Attendees of beloved Aussie music festival Splendour in the Grass are posting about enduring a rather unsavoury escape from the grounds the festival was held on. Cars were stuck in the mud, buses were delayed and that was just half of it.

According to the ABC, folks at Splendour had a bit of a hard time escaping the muddy misery at the Byron Bay campsite. It was reported that people had to help each other push cars out of the muck. On the other hand, some had to wait to be towed out of the festival grounds.

“50 per cent of the cars down here are going to need to be pushed out,” festival attendee Ewan Roxborgh told the ABC.

“We’ve already spoken to the girls down the road in the campervan and they’re pretty bogged.

“People were just getting bogged and there was no way we were going to get up to the campsite, and this was the best we were going to be able to have.”

@chloejettmusic

#splendourinthegrass #sendhelp

♬ original sound – KHRONICTV

Folks on TikTok are sharing wild vids of their time in the mud, and it definitely doesn’t look pleasant. It’s giving Peppa Pig’s favourite festival. It’s giving a western Sydney eshay with fresh TNs’ worst nightmare.

@bratzdoll2000

A living hell there’s just no other way to describe it. #splendour #flood #sitg

♬ original sound – cvmgvzzler

@brendonphillips1

Serving fyre fest #splendourinthegrass #sitg

♬ What is Dis Huni – Brian Morr

Folks who weren’t four-wheels balls-deep in mud awaited buses to get out of the Splendour festival grounds. Some attendees claim that there weren’t enough buses going around to make a timely escape back home, and that organisers weren’t around to provide food or water while they waited.

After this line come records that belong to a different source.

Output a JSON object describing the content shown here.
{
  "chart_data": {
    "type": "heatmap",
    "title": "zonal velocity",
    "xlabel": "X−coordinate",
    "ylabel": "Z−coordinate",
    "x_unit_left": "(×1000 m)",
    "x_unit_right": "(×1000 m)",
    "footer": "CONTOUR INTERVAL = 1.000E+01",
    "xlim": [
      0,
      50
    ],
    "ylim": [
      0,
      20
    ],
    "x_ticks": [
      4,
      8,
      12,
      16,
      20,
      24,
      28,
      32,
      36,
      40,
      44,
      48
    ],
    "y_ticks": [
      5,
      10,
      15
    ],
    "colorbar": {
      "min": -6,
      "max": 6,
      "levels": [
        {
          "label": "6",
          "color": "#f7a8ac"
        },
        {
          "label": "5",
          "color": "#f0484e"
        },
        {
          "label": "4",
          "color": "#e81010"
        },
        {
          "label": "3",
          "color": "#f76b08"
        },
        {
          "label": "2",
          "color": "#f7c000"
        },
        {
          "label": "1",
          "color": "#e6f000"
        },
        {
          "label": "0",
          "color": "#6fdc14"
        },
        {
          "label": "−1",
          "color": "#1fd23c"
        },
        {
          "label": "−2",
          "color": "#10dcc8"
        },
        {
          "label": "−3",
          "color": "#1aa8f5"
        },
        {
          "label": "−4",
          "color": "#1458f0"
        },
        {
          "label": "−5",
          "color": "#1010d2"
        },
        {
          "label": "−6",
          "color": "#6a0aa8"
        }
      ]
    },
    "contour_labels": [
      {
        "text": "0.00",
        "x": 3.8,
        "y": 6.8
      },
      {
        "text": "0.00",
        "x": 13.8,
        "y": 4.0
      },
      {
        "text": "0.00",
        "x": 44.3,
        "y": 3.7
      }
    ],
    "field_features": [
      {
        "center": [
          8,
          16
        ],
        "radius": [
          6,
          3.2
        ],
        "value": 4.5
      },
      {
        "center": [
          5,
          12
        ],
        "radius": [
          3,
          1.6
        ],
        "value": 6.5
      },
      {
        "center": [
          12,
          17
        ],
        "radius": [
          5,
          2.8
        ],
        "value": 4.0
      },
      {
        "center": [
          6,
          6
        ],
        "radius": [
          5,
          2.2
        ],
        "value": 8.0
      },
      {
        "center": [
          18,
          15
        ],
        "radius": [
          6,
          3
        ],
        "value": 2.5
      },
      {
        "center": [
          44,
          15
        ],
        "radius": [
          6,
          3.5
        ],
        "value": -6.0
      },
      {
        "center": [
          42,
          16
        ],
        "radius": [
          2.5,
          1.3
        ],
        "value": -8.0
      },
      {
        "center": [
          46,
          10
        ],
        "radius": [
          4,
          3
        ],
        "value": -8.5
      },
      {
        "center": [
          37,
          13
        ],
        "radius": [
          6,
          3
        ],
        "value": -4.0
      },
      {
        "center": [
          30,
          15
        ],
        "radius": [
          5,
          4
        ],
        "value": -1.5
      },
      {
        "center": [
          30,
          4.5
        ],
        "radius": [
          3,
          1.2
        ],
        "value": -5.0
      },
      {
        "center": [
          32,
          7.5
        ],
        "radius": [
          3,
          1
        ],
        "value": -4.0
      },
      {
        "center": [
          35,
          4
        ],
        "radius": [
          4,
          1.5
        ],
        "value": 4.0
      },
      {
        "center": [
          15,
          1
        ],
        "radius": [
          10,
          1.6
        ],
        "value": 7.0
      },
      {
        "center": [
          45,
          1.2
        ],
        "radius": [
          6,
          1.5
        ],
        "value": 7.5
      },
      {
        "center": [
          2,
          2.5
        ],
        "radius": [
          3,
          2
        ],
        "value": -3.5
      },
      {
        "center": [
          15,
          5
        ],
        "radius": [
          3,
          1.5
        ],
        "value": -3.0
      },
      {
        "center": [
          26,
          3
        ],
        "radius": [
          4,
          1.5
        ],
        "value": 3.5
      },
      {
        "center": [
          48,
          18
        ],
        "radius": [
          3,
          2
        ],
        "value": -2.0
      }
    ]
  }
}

Splendour in the Grass released a statement about the less than savoury bus conditions.

“Unfortunately, some of our Tweed routes experienced extended delays due to bus driver shortages,” organisers wrote in a statement.

“We estimate that approx 1000 people were affected.”

Byron Shire Mayor Michael Lyon told the ABC that if it were up to him, there would have been no increase in capacity by 43 per cent.

“I was never really in favour of the increase, but it has nothing to do with us,” he said.

“Those approvals are run through the independent planning authority from the state government point of view.

“Given the year we’ve had, I think [the wet conditions were] … somewhat predictable.”

Godspeed to everyone who had to endure the mud at this year’s Splendour. Apart from the music, it did not look like a fun time.